South Dakota’s permitting system only covers state and federal highways, and trucking operators must deal separately with cities, counties, and municipalities for routes that transit local roads. However, Huft said very few South Dakota communities actually have permit requirements.
The benefits of automation are numerous, Huft said, even though “it takes money to buy the software and operate it. On the plus side, you save a lot of agency staff time and a lot of customer time. Another advantage, you have less chance of improperly routing a load, and you have fewer mistakes. And this may sound trivial, but in the olden days, customers had to use PayPal to pay for a permit.
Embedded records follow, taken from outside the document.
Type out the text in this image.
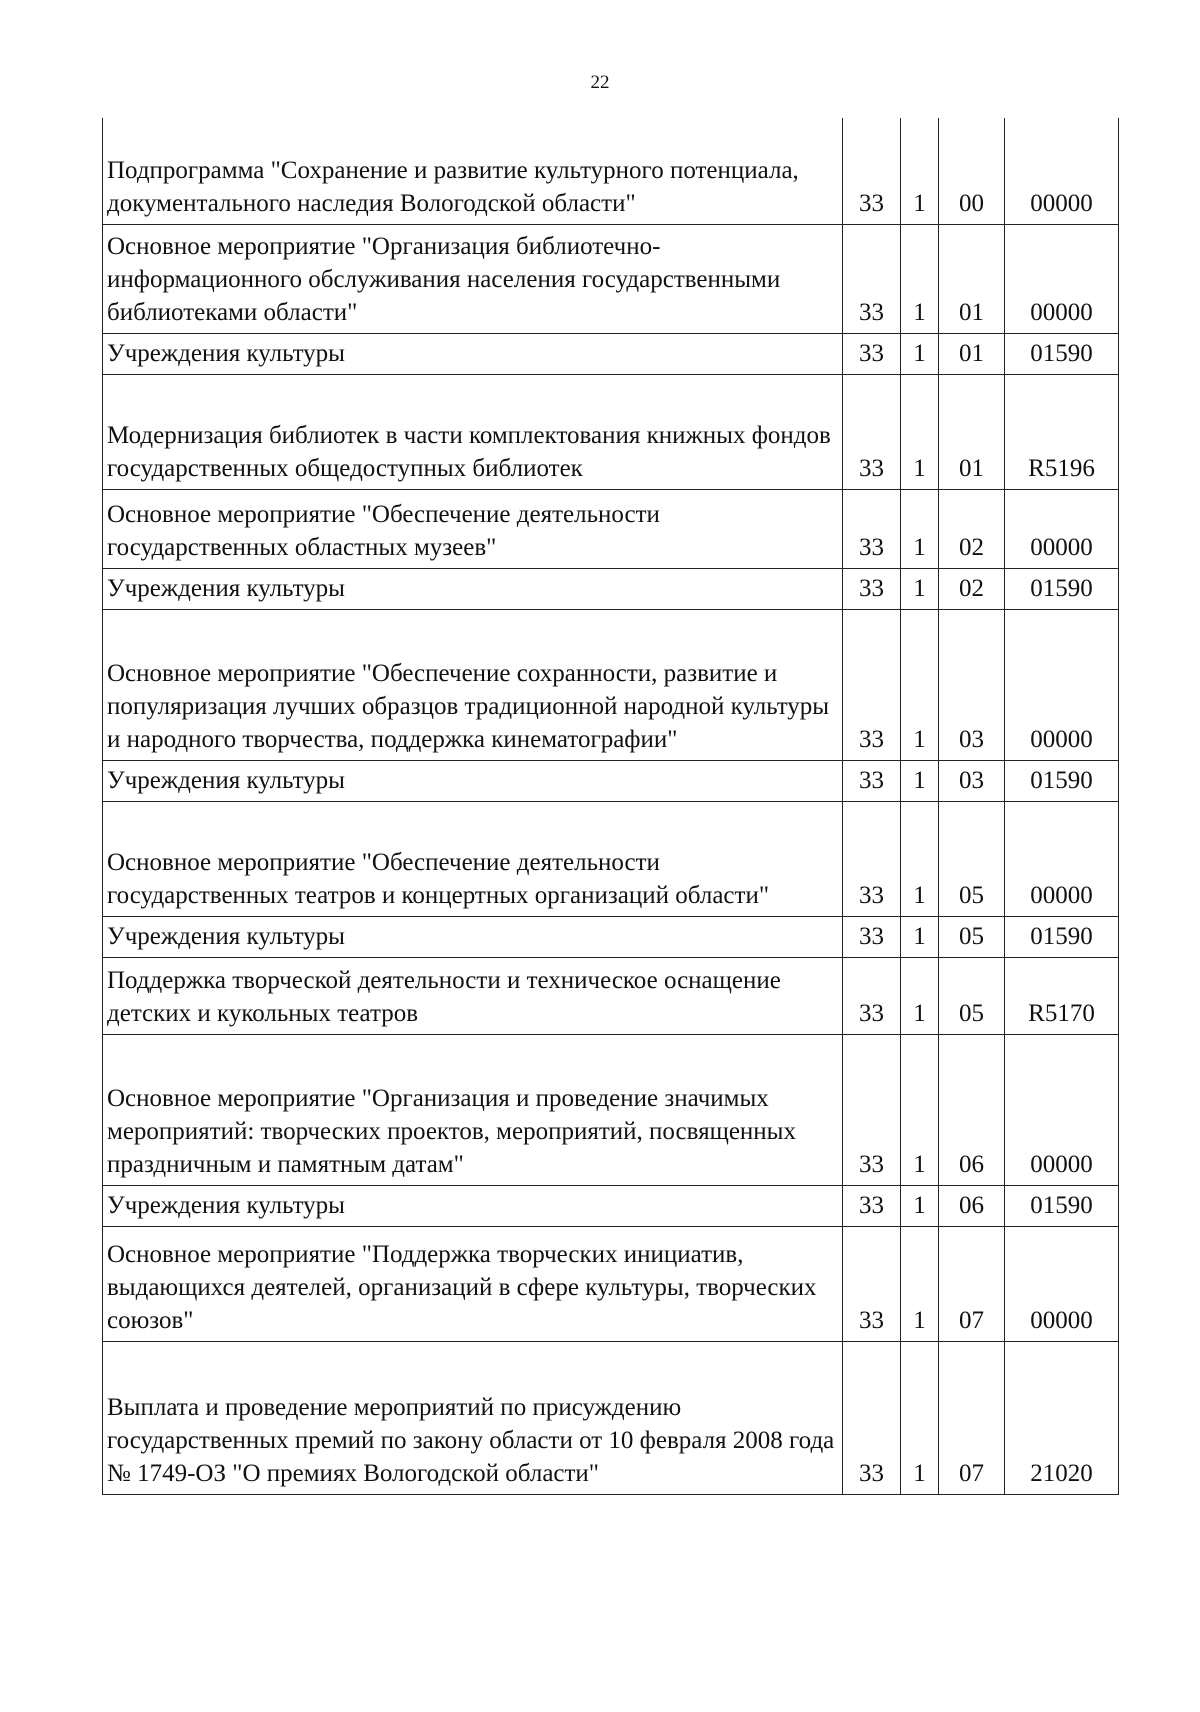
22
Подпрограмма "Сохранение и развитие культурного потенциала, документального наследия Вологодской области"	33	1	00	00000
Основное мероприятие "Организация библиотечно-информационного обслуживания населения государственными библиотеками области"	33	1	01	00000
Учреждения культуры	33	1	01	01590
Модернизация библиотек в части комплектования книжных фондов государственных общедоступных библиотек	33	1	01	R5196
Основное мероприятие "Обеспечение деятельности государственных областных музеев"	33	1	02	00000
Учреждения культуры	33	1	02	01590
Основное мероприятие "Обеспечение сохранности, развитие и популяризация лучших образцов традиционной народной культуры и народного творчества, поддержка кинематографии"	33	1	03	00000
Учреждения культуры	33	1	03	01590
Основное мероприятие "Обеспечение деятельности государственных театров и концертных организаций области"	33	1	05	00000
Учреждения культуры	33	1	05	01590
Поддержка творческой деятельности и техническое оснащение детских и кукольных театров	33	1	05	R5170
Основное мероприятие "Организация и проведение значимых мероприятий: творческих проектов, мероприятий, посвященных праздничным и памятным датам"	33	1	06	00000
Учреждения культуры	33	1	06	01590
Основное мероприятие "Поддержка творческих инициатив, выдающихся деятелей, организаций в сфере культуры, творческих союзов"	33	1	07	00000
Выплата и проведение мероприятий по присуждению государственных премий по закону области от 10 февраля 2008 года № 1749-ОЗ "О премиях Вологодской области"	33	1	07	21020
Now the systems accept credit cards.”
Extensive automation has allowed the Illinois Department of Transportation (IDOT) to shrink its permitting staff from 37 full-time employees in 2012 to just six workers today, said Geno Koehler, IDOT’s permit unit chief. Designed internally, the Illinois Transportation Automated Permit (ITAP) system allows for the automated issuance of nearly all heavy-haul trucking permits in under one minute from the time payment is received from the carrier, according to Koehler.
Prior to the implementation of ITAP, permits were still issued manually, and it could take five days for a bridge analysis and 10 days for route inspection. “We’d send a guy out in the field to make sure a truck could turn a corner,” Koehler said. Today, computers have replaced an entire engineering department and turnaround times for permits average less than 18 hours, he said.
In addition, digital record keeping within ITAP allows repeat users to pre-populate certain information, further streamlining the process. “We have a library of permits, trucks, and company fleets. A customer moving identical wind farm components does not have to type and retype requests,” Koehler said.
Despite the improvements, Koehler said IDOT OS/OW permitting fees, which can be as low as $15 per load, “have not changed in 30 years.”
In Virginia, routing and permitting has been automated for loads up to 115,000 pounds (52 metric tons), 14 feet in height, and 14 feet in width, but anything larger requires a manual load analysis, according to Brandi Thorpe, deputy director of hauling permits for the commonwealth’s Department of Motor Vehicles.
Trucking operators “click on the map, pick your route, and our automated solution will analyze the route and determine if there are any problems,” explained Thorpe. “The customer can either route around the problem or we will do it for them. If there are no [hiccups], the permit is issued in three to five minutes, start to finish.”
For OS/OW loads exceeding 52 mt, manual route analysis and permit issuance can take Thorpe’s 12-person team anywhere from three to 10 business days. But Thorpe said Virginia plans to continue investing in the technology, eventually allowing for the automation of permitting for larger loads.
“We are at the beginning stages of securing a new [digital] permitting vendor,” she said. “Sooner rather than later is our goal. Right now, we are open to ideas and suggestions from the [trucking] industry.”